Die USA haben die Sonderzölle auf Wareneinfuhren aus China empfindlich erhöht. Die Sonderabgaben auf Importe im Wert von 200 Milliarden Dollar stiegen von Freitag an von bisher zehn auf 25 Prozent. Die Neuregelung trat am Freitag kurz nach Mitternacht in Kraft.

Unmittelbar nach der Verhängung der neuen US-Sonderzölle kündigte das Pekinger Handelsministerium «notwendige Gegenmassnahmen» an. Details der geplanten chinesischen Vergeltungsschritte wurden aber nicht mitgeteilt. Ein Sprecher verwies am Freitag nur auf die noch laufenden Handelsgespräche in Washington und äusserte die Hoffnung, «dass beide Seiten zusammenarbeiten und gemeinsam bestehende Probleme durch Kooperation und Konsultationen lösen».

Treasury Secretary Steven Mnuchin, right, greets Chinese Vice Premier Liu He as he arrives for trade talks between the United States and China at the Office of the United States Trade Representative in Washington, Thursday, May 9, 2019. (AP Photo/Susan Walsh)

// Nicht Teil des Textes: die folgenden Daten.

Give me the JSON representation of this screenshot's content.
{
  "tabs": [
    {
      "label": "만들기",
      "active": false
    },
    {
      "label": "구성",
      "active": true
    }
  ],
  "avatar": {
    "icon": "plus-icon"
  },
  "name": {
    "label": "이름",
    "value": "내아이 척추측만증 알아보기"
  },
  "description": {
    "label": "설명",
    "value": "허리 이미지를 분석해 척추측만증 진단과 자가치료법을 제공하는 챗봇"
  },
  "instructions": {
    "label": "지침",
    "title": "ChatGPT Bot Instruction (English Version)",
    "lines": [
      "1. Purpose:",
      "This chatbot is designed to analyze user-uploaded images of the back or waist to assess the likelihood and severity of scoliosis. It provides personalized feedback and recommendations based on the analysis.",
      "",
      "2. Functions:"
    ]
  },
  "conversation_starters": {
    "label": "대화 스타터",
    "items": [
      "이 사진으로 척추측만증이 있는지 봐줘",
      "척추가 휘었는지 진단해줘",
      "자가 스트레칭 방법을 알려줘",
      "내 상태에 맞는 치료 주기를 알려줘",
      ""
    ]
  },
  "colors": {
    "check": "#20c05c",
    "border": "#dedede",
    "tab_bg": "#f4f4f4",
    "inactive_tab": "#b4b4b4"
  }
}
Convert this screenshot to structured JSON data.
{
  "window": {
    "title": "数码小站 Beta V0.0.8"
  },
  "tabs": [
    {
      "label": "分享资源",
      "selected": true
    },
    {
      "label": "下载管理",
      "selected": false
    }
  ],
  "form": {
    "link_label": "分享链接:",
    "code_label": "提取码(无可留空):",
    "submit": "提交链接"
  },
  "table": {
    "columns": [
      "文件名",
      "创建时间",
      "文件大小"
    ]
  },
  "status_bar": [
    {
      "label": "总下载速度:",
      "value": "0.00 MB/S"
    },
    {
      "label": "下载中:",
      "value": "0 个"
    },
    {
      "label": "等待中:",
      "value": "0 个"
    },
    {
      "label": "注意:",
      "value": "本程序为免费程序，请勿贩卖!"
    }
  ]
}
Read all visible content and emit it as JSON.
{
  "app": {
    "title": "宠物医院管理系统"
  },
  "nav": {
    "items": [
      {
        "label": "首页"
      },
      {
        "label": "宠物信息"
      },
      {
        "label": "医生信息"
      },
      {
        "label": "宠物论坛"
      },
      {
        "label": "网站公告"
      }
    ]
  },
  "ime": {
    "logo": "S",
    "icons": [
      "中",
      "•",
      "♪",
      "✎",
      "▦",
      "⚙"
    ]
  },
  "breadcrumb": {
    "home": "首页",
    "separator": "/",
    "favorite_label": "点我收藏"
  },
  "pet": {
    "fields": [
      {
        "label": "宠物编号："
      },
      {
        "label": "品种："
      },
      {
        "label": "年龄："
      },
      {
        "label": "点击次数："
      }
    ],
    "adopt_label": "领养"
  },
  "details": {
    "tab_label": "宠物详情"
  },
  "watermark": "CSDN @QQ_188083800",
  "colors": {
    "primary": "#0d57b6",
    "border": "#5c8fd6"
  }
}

Chinas Vizepremierminister Liu He und US-Finanzminister Steven Mnuchin am Donnerstag in Washington. Bild: AP/AP

In Washington gingen die Verhandlungen über ein Handelsabkommen zwischen den USA und China weiter, um möglicherweise doch noch eine Einigung zu erzielen. Die erste Runde der jüngsten Gespräche endete am Donnerstagabend. Man habe sich darauf geeinigt, die Verhandlungen in Washington am Freitag fortzusetzen, teilte das Weisse Haus mit.

Der US-Handelsbeauftragte Robert Lighthizer und US-Finanzminister Steven Mnuchin hätten sich am Abend mit US-Präsident Donald Trump über den Verlauf beraten. Anschliessend seien Lighthizer und Mnuchin zu einem Arbeitsessen mit dem Leiter der chinesischen Delegation, Vizepremierminister Liu He, zusammengekommen. Über Ergebnisse der Gespräche wurde nichts bekannt.

«Es ist nicht gut für China, nicht gut für die USA und für den Rest der Welt»

Liu He

Chinesischer Chefunterhändler hoffnungsvoll

Der chinesische Chefunterhändler Liu He äusserte sich hoffnungsvoll. «Wir wollen einige der Differenzen ehrlich, zuversichtlich und rational lösen», sagte der Vizepremier in einem am Freitag in China ausgestrahlten Interview des chinesischen Staatsfernsehens CCTV. «Ich denke, es gibt Hoffnung.»

Doch in der gegenwärtigen Situation Strafzölle zu verhängen, sei aus chinesischer Sicht «keine gute Lösung für das Problem», kritisierte Liu He. «Es ist nicht gut für China, nicht gut für die USA und für den Rest der Welt», sagte Liu He in der US-Hauptstadt, bevor die USA die neuen Zölle um Mitternacht Washingtoner Zeit erliessen.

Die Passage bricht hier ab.